Even if Google’s chatbot isn’t sentient, we need to think seriously about AI
Can a chatbot be sentient? That was one of the questions facing Google recently after it put an engineer on leave after he claimed their AI-driven bot talked about “having a soul”.
Many of the solutions to the global crises we face will be driven by technological advances. Politicians from across the spectrum espouse the benefits of tech. Just the other day, the Shadow Health Secretary Wes Streeting claimed technology has the ability to rapidly improve the quality of healthcare. And Environment Secretary George Eustice stressed the role of new tech to change the way we grow food. These are some of the many areas society hopes to see leaps and bounds: the prize for all sectors is gigantic.
But as we saw with the Google bot, it also raises serious ethical questions. For policing in the West Midlands this lesson has been apparent in our journey on our use of AI.

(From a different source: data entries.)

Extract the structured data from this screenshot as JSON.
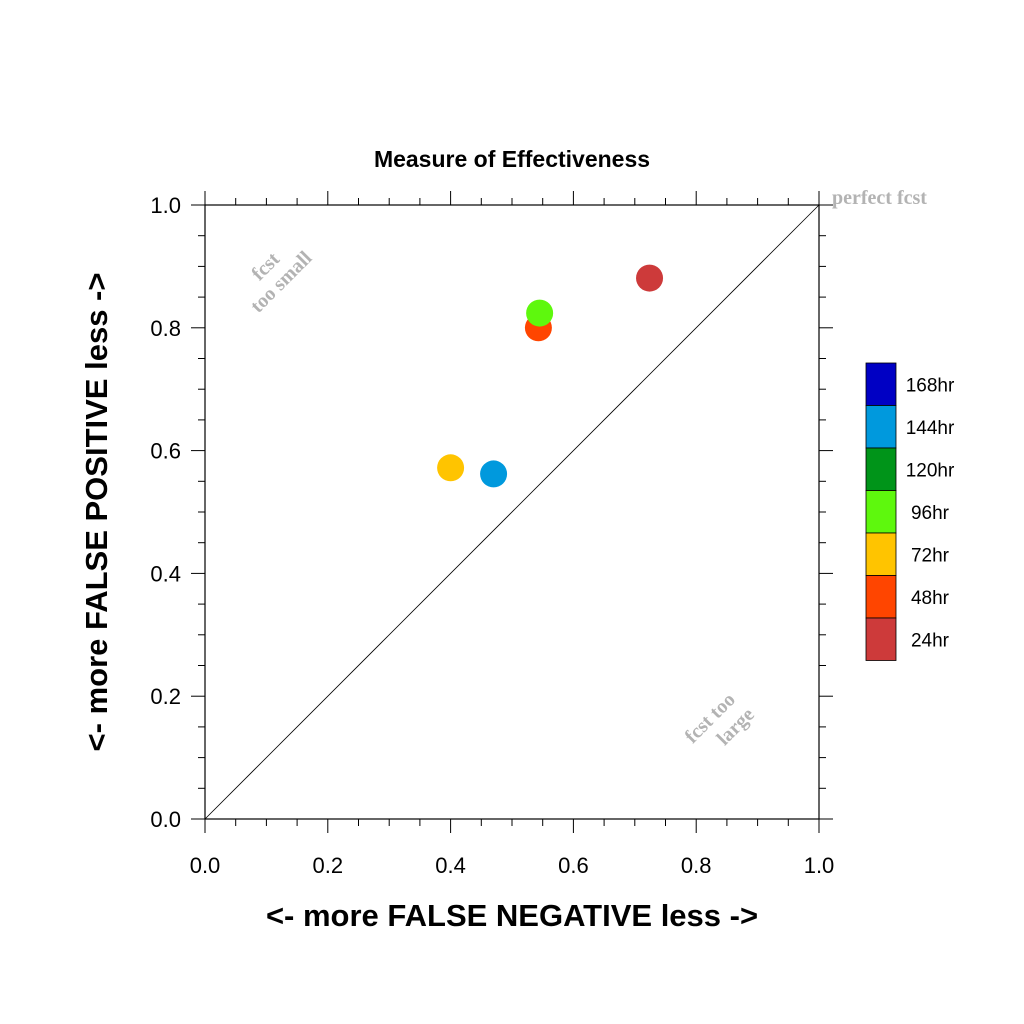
{
  "chart_data": {
    "type": "scatter",
    "title": "Measure of Effectiveness",
    "xlabel": "<- more   FALSE NEGATIVE   less ->",
    "ylabel": "<- more   FALSE POSITIVE   less ->",
    "xlim": [
      0.0,
      1.0
    ],
    "ylim": [
      0.0,
      1.0
    ],
    "xticks": [
      "0.0",
      "0.2",
      "0.4",
      "0.6",
      "0.8",
      "1.0"
    ],
    "yticks": [
      "0.0",
      "0.2",
      "0.4",
      "0.6",
      "0.8",
      "1.0"
    ],
    "grid": false,
    "diagonal": "y = x",
    "legend_position": "right",
    "annotations": {
      "perfect": "perfect fcst",
      "too_small_line1": "fcst",
      "too_small_line2": "too small",
      "too_large_line1": "fcst too",
      "too_large_line2": "large"
    },
    "legend": [
      {
        "name": "168hr",
        "color": "#0000c4"
      },
      {
        "name": "144hr",
        "color": "#0099dd"
      },
      {
        "name": "120hr",
        "color": "#009419"
      },
      {
        "name": "96hr",
        "color": "#5ef80d"
      },
      {
        "name": "72hr",
        "color": "#ffc400"
      },
      {
        "name": "48hr",
        "color": "#ff4500"
      },
      {
        "name": "24hr",
        "color": "#cd3a3a"
      }
    ],
    "series": [
      {
        "name": "24hr",
        "x": 0.724,
        "y": 0.881,
        "color": "#cd3a3a"
      },
      {
        "name": "48hr",
        "x": 0.543,
        "y": 0.8,
        "color": "#ff4500"
      },
      {
        "name": "72hr",
        "x": 0.4,
        "y": 0.572,
        "color": "#ffc400"
      },
      {
        "name": "96hr",
        "x": 0.545,
        "y": 0.824,
        "color": "#5ef80d"
      },
      {
        "name": "144hr",
        "x": 0.47,
        "y": 0.562,
        "color": "#0099dd"
      }
    ]
  }
}
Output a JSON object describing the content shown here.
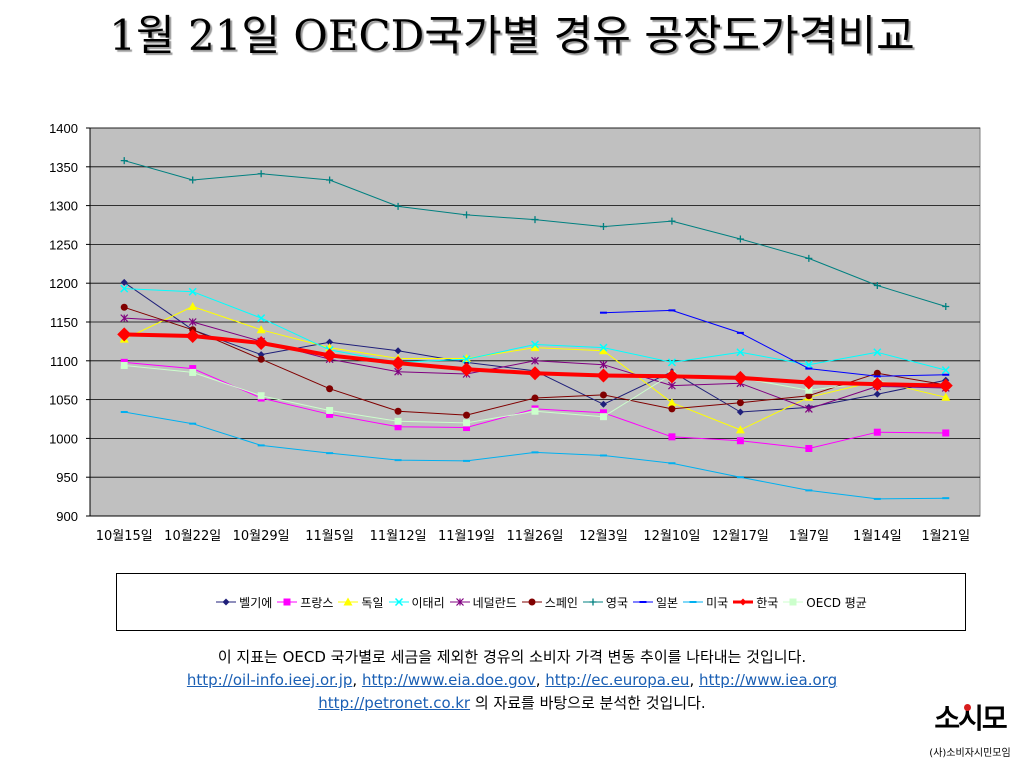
{
  "title": "1월 21일 OECD국가별 경유 공장도가격비교",
  "chart_data": {
    "type": "line",
    "title": "1월 21일 OECD국가별 경유 공장도가격비교",
    "categories": [
      "10월15일",
      "10월22일",
      "10월29일",
      "11월5일",
      "11월12일",
      "11월19일",
      "11월26일",
      "12월3일",
      "12월10일",
      "12월17일",
      "1월7일",
      "1월14일",
      "1월21일"
    ],
    "ylim": [
      900,
      1400
    ],
    "yticks": [
      900,
      950,
      1000,
      1050,
      1100,
      1150,
      1200,
      1250,
      1300,
      1350,
      1400
    ],
    "grid": true,
    "legend": "bottom",
    "series": [
      {
        "name": "벨기에",
        "color": "#1f1f7a",
        "marker": "diamond",
        "width": 1,
        "values": [
          1201,
          1140,
          1108,
          1124,
          1113,
          1098,
          1087,
          1044,
          1086,
          1034,
          1040,
          1057,
          1075
        ]
      },
      {
        "name": "프랑스",
        "color": "#ff00ff",
        "marker": "square",
        "width": 1,
        "values": [
          1098,
          1090,
          1052,
          1031,
          1015,
          1014,
          1038,
          1033,
          1002,
          997,
          987,
          1008,
          1007
        ]
      },
      {
        "name": "독일",
        "color": "#ffff00",
        "marker": "triangle",
        "width": 1,
        "values": [
          1128,
          1170,
          1140,
          1117,
          1103,
          1103,
          1117,
          1113,
          1046,
          1011,
          1053,
          1074,
          1053
        ]
      },
      {
        "name": "이태리",
        "color": "#00ffff",
        "marker": "x",
        "width": 1,
        "values": [
          1193,
          1189,
          1155,
          1114,
          1098,
          1102,
          1121,
          1117,
          1098,
          1111,
          1095,
          1111,
          1088
        ]
      },
      {
        "name": "네덜란드",
        "color": "#800080",
        "marker": "star",
        "width": 1,
        "values": [
          1155,
          1150,
          1125,
          1102,
          1086,
          1083,
          1100,
          1095,
          1068,
          1071,
          1038,
          1067,
          1065
        ]
      },
      {
        "name": "스페인",
        "color": "#800000",
        "marker": "circle",
        "width": 1,
        "values": [
          1169,
          1140,
          1102,
          1064,
          1035,
          1030,
          1052,
          1056,
          1038,
          1046,
          1055,
          1084,
          1069
        ]
      },
      {
        "name": "영국",
        "color": "#008080",
        "marker": "plus",
        "width": 1,
        "values": [
          1358,
          1333,
          1341,
          1333,
          1299,
          1288,
          1282,
          1273,
          1280,
          1257,
          1232,
          1197,
          1170
        ]
      },
      {
        "name": "일본",
        "color": "#0000ff",
        "marker": "dash",
        "width": 1,
        "values": [
          null,
          null,
          null,
          null,
          null,
          null,
          null,
          1162,
          1165,
          1136,
          1090,
          1080,
          1082
        ]
      },
      {
        "name": "미국",
        "color": "#00b0f0",
        "marker": "dash",
        "width": 1,
        "values": [
          1034,
          1019,
          991,
          981,
          972,
          971,
          982,
          978,
          968,
          950,
          933,
          922,
          923
        ]
      },
      {
        "name": "한국",
        "color": "#ff0000",
        "marker": "diamond-big",
        "width": 4,
        "values": [
          1134,
          1132,
          1123,
          1107,
          1097,
          1089,
          1084,
          1081,
          1080,
          1078,
          1072,
          1070,
          1068
        ]
      },
      {
        "name": "OECD 평균",
        "color": "#ccffcc",
        "marker": "square",
        "width": 1,
        "values": [
          1094,
          1085,
          1055,
          1036,
          1022,
          1020,
          1035,
          1028,
          1083,
          1078,
          1062,
          1073,
          1067
        ]
      }
    ]
  },
  "caption": {
    "line1": "이 지표는 OECD 국가별로 세금을 제외한 경유의 소비자 가격 변동 추이를 나타내는 것입니다.",
    "links": [
      "http://oil-info.ieej.or.jp",
      "http://www.eia.doe.gov",
      "http://ec.europa.eu",
      "http://www.iea.org",
      "http://petronet.co.kr"
    ],
    "separator": ", ",
    "suffix": " 의 자료를 바탕으로 분석한 것입니다."
  },
  "logo": {
    "main": "소시모",
    "sub": "(사)소비자시민모임"
  }
}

One of West Midlands Police’s first AI efforts targeted modern slavery. The total cost of these crimes in the UK is estimated to be as high as £4.3bn a year, based on figures from 2017. To fight it, West Midlands Police worked on a new algorithm to link disparate intelligence data logs into a data visualisation platform. Identifying networks of serious organised crime can take weeks or even months – this tool identifies dozens of potential modern slavery suspects in minutes. Following policing budgets cuts of over £175m in the West Midlands since 2010, data visualisation proved a cost-effective way to help target investigatory resources.
But this was not without complication. Having undergone close scrutiny by our data ethics body, the tool needed to adapt to ensure individuals wrongly associated with organised slavery were reliably removed from outputs. Scoring matrixes assessing the risk posed by certain individuals needed to address the nuances between being a victim or a perpetrator of crime. It was also deemed vital that slavery victim support services were properly engaged before the AI went live, ensuring they were prepared for what the AI could identify.

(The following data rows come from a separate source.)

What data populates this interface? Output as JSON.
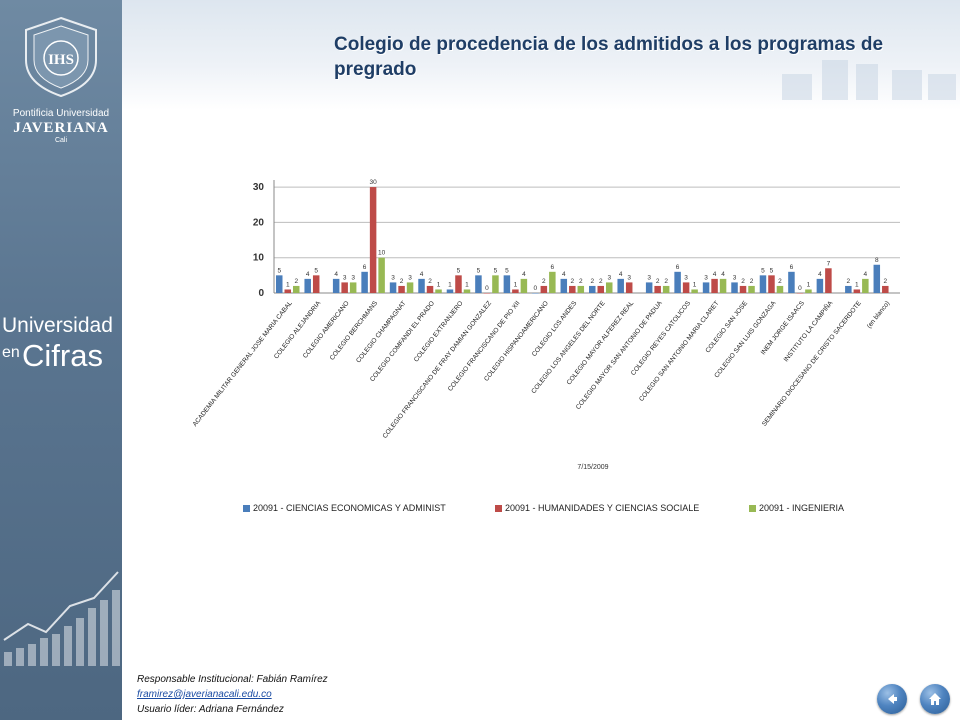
{
  "sidebar": {
    "university_line1": "Pontificia Universidad",
    "university_line2": "JAVERIANA",
    "university_line3": "Cali",
    "crest_text": "IHS",
    "cifras_line1": "Universidad",
    "cifras_line2a": "en",
    "cifras_line2b": "Cifras"
  },
  "header": {
    "title": "Colegio  de procedencia de  los  admitidos a los programas de pregrado"
  },
  "footer": {
    "responsible": "Responsable  Institucional: Fabián Ramírez",
    "email": "framirez@javerianacali.edu.co",
    "leader": "Usuario líder: Adriana Fernández"
  },
  "nav": {
    "back_icon": "back-arrow-icon",
    "home_icon": "home-icon"
  },
  "chart_data": {
    "type": "bar",
    "date_label": "7/15/2009",
    "ylim": [
      0,
      32
    ],
    "yticks": [
      0,
      10,
      20,
      30
    ],
    "grid": true,
    "legend_position": "bottom",
    "categories": [
      "ACADEMIA MILITAR GENERAL JOSE MARIA CABAL",
      "COLEGIO ALEJANDRIA",
      "COLEGIO AMERICANO",
      "COLEGIO BERCHMANS",
      "COLEGIO CHAMPAGNAT",
      "COLEGIO COMFANDI EL PRADO",
      "COLEGIO EXTRANJERO",
      "COLEGIO FRANCISCANO DE FRAY DAMIAN GONZALEZ",
      "COLEGIO FRANCISCANO DE PIO XII",
      "COLEGIO HISPANOAMERICANO",
      "COLEGIO LOS ANDES",
      "COLEGIO LOS ANGELES DEL NORTE",
      "COLEGIO MAYOR ALFEREZ REAL",
      "COLEGIO MAYOR SAN ANTONIO DE PADUA",
      "COLEGIO REYES CATOLICOS",
      "COLEGIO SAN ANTONIO MARIA CLARET",
      "COLEGIO SAN JOSE",
      "COLEGIO SAN LUIS GONZAGA",
      "INEM JORGE ISAACS",
      "INSTITUTO LA CAMPIÑA",
      "SEMINARIO DIOCESANO DE CRISTO SACERDOTE",
      "(en blanco)"
    ],
    "series": [
      {
        "name": "20091 - CIENCIAS ECONOMICAS Y ADMINIST",
        "color": "#4a7ebb",
        "values": [
          5,
          4,
          4,
          6,
          3,
          4,
          1,
          5,
          5,
          0,
          4,
          2,
          4,
          3,
          6,
          3,
          3,
          5,
          6,
          4,
          2,
          8
        ]
      },
      {
        "name": "20091 - HUMANIDADES Y CIENCIAS SOCIALE",
        "color": "#be4b48",
        "values": [
          1,
          5,
          3,
          30,
          2,
          2,
          5,
          0,
          1,
          2,
          2,
          2,
          3,
          2,
          3,
          4,
          2,
          5,
          0,
          7,
          1,
          2
        ]
      },
      {
        "name": "20091 - INGENIERIA",
        "color": "#98b954",
        "values": [
          2,
          null,
          3,
          10,
          3,
          1,
          1,
          5,
          4,
          6,
          2,
          3,
          null,
          2,
          1,
          4,
          2,
          2,
          1,
          null,
          4,
          null
        ]
      }
    ]
  }
}
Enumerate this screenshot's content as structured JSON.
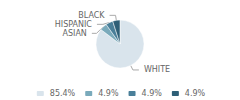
{
  "chart_data": {
    "type": "pie",
    "categories": [
      "WHITE",
      "ASIAN",
      "HISPANIC",
      "BLACK"
    ],
    "values": [
      85.4,
      4.9,
      4.9,
      4.9
    ],
    "value_labels": [
      "85.4%",
      "4.9%",
      "4.9%",
      "4.9%"
    ],
    "colors": [
      "#d9e4ec",
      "#7aaabb",
      "#4a7f99",
      "#2e5f77"
    ],
    "legend": "bottom"
  }
}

According to a conservative estimate from the Ministry of Justice, reoffending in England and Wales cost a staggering £18.1bn in 2017. In a large city like Birmingham, reoffending has a profound impact on communities, socially and economically. So West Midlands Police developed a new AI instrument seeking to identify individuals more likely to commit a high-harm crime, supporting offender management teams with preventing reoffending. The tool’s success will become clearer as it undergoes thorough independent evaluation.
But from an ethics standpoint, we need to ensure people are not penalised based on prediction. We need safeguards to prevent us blindly following the data at the expense of professional judgement, or sharing results with anyone unfamiliar with the tool’s limitations.
The commitment to genuine transparency, ongoing review and true diversity of perspectives has been paramount. There is a lot of potential, but without trust, it will get us nowhere. The Justice and Home Affairs Committee’s report “Technology Rules? The advent of new technologies in the justice system” concludes that there should be a national ethics body – based on our West Midlands ethics model – to scrutinise AI in policing.
The importance of making ethics central to AI design should be a lesson for all sectors. Businesses and tech entrepreneurs should embrace this transparency and the public attention paid to it – it will enable more long term success, rather than sowing distrust and division. The lack of transparency over other tech products, such as social media algorithms, is an example of the backlash if this isn’t in place at the beginning.
If we look, for instance, at the estimated £4.9bn lost through Covid-19 business support scheme fraud, commercial AI products may present ideal solutions for detecting and preventing financial impropriety. Within companies, machine learning may help predict and promote the patterns of working that best achieve employee satisfaction and wellbeing and the associated benefits for organisational productivity.
Those leading the AI landscape should make the ethics of their technology a top priority as a commercial imperative.
The ethical shaping of data science products today are the moral foundations of a technological world we can’t see yet. Getting it right now goes beyond immediate public palatability or legal compliance; it serves as a form of leadership more akin to effective green strategies – practices looking to the world we want our children to inhabit.